By J. L. Ender
“I think maybe you’ve had enough, Sergeant Maxwell.” My partner’s eyebrow quirked as I slung back my second shot.
“You’ll wish you’d had two soon enough, rook.” The bitter aftertaste of a good espresso was always the best part of my day. In a world where coffee grants superpowers, it’s important to stay caffeinated.
The rookie frowned. “My name’s Newman.” As if I’d bother to learn his name. I’d have a new partner soon enough. Not everyone can handle life as a beat cop.
I snorted. “Newbie Newman? That’s friggin’ priceless.” I turned my glass upside down. It clinked as I set it on the counter.
“Thank you, ma’am,” I said to the woman running the coffee cart.
There’s a fine line between over and under caffeinated. Too much coffee, you get the jitters, and the magic loses some of its power. Too little, and the bad guys have the edge. But try telling a newbie that.
We stepped away from the cart, moving toward the block we’d been assigned to protect. Our orders were to keep an eye out for a purse snatcher moving through the area. Supposed to be fast.
A man raced by. He had a hefty red leather purse tucked under one arm.
“There he is!” the rookie cried. He took off.
I ran after my partner, easily closing the distance, then passing him.
The suspect, a tall man in tattered gray sweats, turned a corner. I put a hand out to brace myself, palm slipping on slimy bricks as I tore after him into a narrow alley. He was still several steps ahead of me, but I closed in quickly, the bricks of the buildings to either side a blur as I reached speeds over sixty mph.
The man burst onto a crowded street. His eyes darted around wildly. I stepped forward, ready to tackle him to the ground.
Bystanders eyed us in shock—he with his dirty face and ratty clothes, me in my police uniform. A smoggy breeze ruffled my hair. My hat was gone, lost it in the alley.
“Stand down, buddy. It’s over.”
The whites of his eyes were bloodshot as he gaped at me. Before I could draw my firearm, he tossed back a shot of something. More espresso? That’d make him crazy fast, faster than me.
The man lurched forward. No extra speed. I raised my gun, but before I could fire, he knocked the weapon away, nearly shattering my forearm.
Black coffee. He’d given himself super strength.
“Is it too late to let you off with a warning?”
He let out a wordless growl of rage and swung again. I used what was left of my super-speed and ducked. The fist whizzed over my head and struck the bricks of the building behind me, shattering several to rubble.
I let out an unprofessional screech and took off, the perp hot on my heels. I fumbled with my belt as I ran. I kept iced coffee handy for emergencies. This qualified, but I couldn’t drink and run at the same time. I’d get more on my uni than in my mouth. I needed a quick diversion.
We were passing a park. An open stone lane led to a large fountain. I dashed toward it. I hoped I could outrun him, but with both of us hopped up on espresso, it was no good. He couldn’t catch me, but he could keep pace without much effort.
I reached the lip of the fountain and stopped. Drawing my backup gun from my ankle holster, I braced myself for the noise and fired a shot into his knee. The bullet bounced away, shattering a flagstone. He staggered, but kept coming, barely slowed. Was that my optimism, or was he limping? That must have been some darn good black he’d slurped down. Maybe a French roast? There were rumors of a coffee that made you invincible, but I’d never been able to find any.
I ripped a can of iced coffee from my belt, chugging a third of it. The bitter taste went down smooth, with a nutty finish. The perp roared, darting forward. I ducked a punch that would have shattered my ribcage and grabbed his forearm, concentrating on the new powers the drink gave me.
A thin layer of ice sprouted all over the suspect’s body.
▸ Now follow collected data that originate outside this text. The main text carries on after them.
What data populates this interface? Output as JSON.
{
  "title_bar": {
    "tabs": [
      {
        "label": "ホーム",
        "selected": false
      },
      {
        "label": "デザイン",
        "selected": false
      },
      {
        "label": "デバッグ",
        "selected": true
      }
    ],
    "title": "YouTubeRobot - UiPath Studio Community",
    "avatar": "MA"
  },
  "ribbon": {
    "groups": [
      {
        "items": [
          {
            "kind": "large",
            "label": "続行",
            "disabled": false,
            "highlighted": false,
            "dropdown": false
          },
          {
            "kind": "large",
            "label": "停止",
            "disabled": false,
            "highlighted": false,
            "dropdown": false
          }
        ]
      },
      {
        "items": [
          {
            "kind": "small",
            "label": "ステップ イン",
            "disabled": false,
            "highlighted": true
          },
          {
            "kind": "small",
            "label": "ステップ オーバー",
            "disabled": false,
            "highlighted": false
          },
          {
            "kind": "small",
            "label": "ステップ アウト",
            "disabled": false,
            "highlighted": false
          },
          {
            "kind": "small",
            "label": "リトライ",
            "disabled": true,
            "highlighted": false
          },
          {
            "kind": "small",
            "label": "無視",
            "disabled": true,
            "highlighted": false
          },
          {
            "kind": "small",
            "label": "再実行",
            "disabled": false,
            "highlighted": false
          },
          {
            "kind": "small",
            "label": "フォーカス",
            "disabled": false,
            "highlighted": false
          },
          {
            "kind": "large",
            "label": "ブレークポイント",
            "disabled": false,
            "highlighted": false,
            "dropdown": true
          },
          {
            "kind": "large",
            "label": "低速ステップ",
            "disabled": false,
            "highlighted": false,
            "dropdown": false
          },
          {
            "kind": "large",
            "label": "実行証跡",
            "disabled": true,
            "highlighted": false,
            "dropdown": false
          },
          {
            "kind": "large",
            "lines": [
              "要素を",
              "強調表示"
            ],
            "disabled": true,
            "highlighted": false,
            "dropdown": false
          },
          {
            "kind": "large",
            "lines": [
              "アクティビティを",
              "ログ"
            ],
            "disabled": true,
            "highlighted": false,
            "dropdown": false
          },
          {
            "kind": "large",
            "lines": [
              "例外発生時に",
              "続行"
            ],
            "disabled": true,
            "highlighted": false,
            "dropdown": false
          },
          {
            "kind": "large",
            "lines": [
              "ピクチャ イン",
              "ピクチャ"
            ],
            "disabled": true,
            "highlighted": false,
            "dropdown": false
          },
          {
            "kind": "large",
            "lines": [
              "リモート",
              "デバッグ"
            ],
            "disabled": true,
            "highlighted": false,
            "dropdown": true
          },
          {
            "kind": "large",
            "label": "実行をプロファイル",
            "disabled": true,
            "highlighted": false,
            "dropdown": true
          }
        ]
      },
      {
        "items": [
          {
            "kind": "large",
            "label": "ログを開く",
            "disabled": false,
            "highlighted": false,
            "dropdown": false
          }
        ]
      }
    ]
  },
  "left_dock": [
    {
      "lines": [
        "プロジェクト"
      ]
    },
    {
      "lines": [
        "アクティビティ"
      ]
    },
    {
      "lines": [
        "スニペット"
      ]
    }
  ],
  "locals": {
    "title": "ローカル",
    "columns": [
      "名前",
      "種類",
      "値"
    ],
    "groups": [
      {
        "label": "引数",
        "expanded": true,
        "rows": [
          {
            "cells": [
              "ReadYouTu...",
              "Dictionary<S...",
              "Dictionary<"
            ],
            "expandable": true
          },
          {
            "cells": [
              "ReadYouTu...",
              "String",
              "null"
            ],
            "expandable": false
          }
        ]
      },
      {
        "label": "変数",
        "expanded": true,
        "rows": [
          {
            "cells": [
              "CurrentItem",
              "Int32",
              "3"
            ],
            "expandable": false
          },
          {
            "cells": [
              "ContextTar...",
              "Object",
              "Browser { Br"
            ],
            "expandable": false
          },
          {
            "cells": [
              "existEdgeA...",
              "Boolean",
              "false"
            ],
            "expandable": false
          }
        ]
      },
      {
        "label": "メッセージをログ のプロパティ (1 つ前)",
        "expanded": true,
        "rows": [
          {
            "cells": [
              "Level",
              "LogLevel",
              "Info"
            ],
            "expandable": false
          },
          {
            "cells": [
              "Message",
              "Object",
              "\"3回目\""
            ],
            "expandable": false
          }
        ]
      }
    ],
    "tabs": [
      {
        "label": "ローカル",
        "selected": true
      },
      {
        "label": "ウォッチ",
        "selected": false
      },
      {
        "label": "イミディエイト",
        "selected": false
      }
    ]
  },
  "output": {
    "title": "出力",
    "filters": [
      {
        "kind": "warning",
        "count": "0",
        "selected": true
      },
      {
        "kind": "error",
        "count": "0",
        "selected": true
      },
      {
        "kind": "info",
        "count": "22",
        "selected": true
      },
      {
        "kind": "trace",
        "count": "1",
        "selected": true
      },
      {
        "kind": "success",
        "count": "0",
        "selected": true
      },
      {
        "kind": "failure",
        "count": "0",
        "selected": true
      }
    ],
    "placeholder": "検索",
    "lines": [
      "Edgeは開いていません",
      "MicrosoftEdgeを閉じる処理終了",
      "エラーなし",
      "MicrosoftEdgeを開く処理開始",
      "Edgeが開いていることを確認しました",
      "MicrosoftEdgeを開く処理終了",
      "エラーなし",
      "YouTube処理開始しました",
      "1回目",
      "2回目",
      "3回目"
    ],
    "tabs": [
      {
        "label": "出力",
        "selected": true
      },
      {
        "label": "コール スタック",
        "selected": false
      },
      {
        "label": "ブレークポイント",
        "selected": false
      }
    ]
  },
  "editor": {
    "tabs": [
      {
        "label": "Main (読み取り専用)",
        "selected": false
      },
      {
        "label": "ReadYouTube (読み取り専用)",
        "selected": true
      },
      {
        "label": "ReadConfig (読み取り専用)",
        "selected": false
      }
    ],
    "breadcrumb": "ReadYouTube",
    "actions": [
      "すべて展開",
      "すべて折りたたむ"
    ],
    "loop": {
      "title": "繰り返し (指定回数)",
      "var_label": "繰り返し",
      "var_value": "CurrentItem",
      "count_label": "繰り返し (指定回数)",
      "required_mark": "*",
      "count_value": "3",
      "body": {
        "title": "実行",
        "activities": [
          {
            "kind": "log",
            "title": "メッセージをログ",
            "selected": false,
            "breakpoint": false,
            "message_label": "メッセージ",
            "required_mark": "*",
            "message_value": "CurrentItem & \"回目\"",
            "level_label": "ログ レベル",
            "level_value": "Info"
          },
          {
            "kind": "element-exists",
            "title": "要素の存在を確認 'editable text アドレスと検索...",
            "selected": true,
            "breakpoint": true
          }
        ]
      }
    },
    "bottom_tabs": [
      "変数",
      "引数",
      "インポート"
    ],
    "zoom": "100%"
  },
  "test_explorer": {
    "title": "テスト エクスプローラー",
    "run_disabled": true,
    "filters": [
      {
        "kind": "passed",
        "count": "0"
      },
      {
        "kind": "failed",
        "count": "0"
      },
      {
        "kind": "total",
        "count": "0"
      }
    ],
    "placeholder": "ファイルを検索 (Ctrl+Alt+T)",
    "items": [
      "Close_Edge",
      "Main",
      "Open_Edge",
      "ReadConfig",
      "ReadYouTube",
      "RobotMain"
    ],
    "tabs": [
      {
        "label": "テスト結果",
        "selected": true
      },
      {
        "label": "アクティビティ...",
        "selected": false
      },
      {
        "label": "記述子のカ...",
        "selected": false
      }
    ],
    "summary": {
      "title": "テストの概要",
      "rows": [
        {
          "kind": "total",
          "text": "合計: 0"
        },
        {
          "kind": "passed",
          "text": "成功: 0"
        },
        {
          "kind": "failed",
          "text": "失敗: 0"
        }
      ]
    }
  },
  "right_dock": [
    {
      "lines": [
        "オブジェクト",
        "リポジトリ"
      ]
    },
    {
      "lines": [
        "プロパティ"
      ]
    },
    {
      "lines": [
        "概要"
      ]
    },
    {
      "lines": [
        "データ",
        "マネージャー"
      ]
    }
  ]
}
He literally froze in place. I stepped back, breathing hard. Cold shivered through me. I purged the remaining energy from my body, freezing all the water in the fountain.
The rookie tore onto the scene, gun drawn. “On your knees, you moron,” he ordered the perp.
“No good,” I panted. “I froze him.”
“You… with an iced coffee?” His eyes roved from the suspect to the water fountain. “But all this… shouldn’t be possible!”
“That’s why we spend money on the good stuff.” I rubbed at the arm the suspect had nearly broken. “Next time I tell you to take a shot, you take the shot.”
He holstered his weapon. “Hey, I had no idea this would happen…”
“And that’s why I’m in charge. Save my life sometime, and maybe I’ll let you start thinking for yourself. Come on, I know a diner where we can get a decent cup of coffee.”
“But we don’t need coffee anymore.”
I clapped a hand on his back. “Sometimes it’s okay to drink coffee just for fun, rookie.”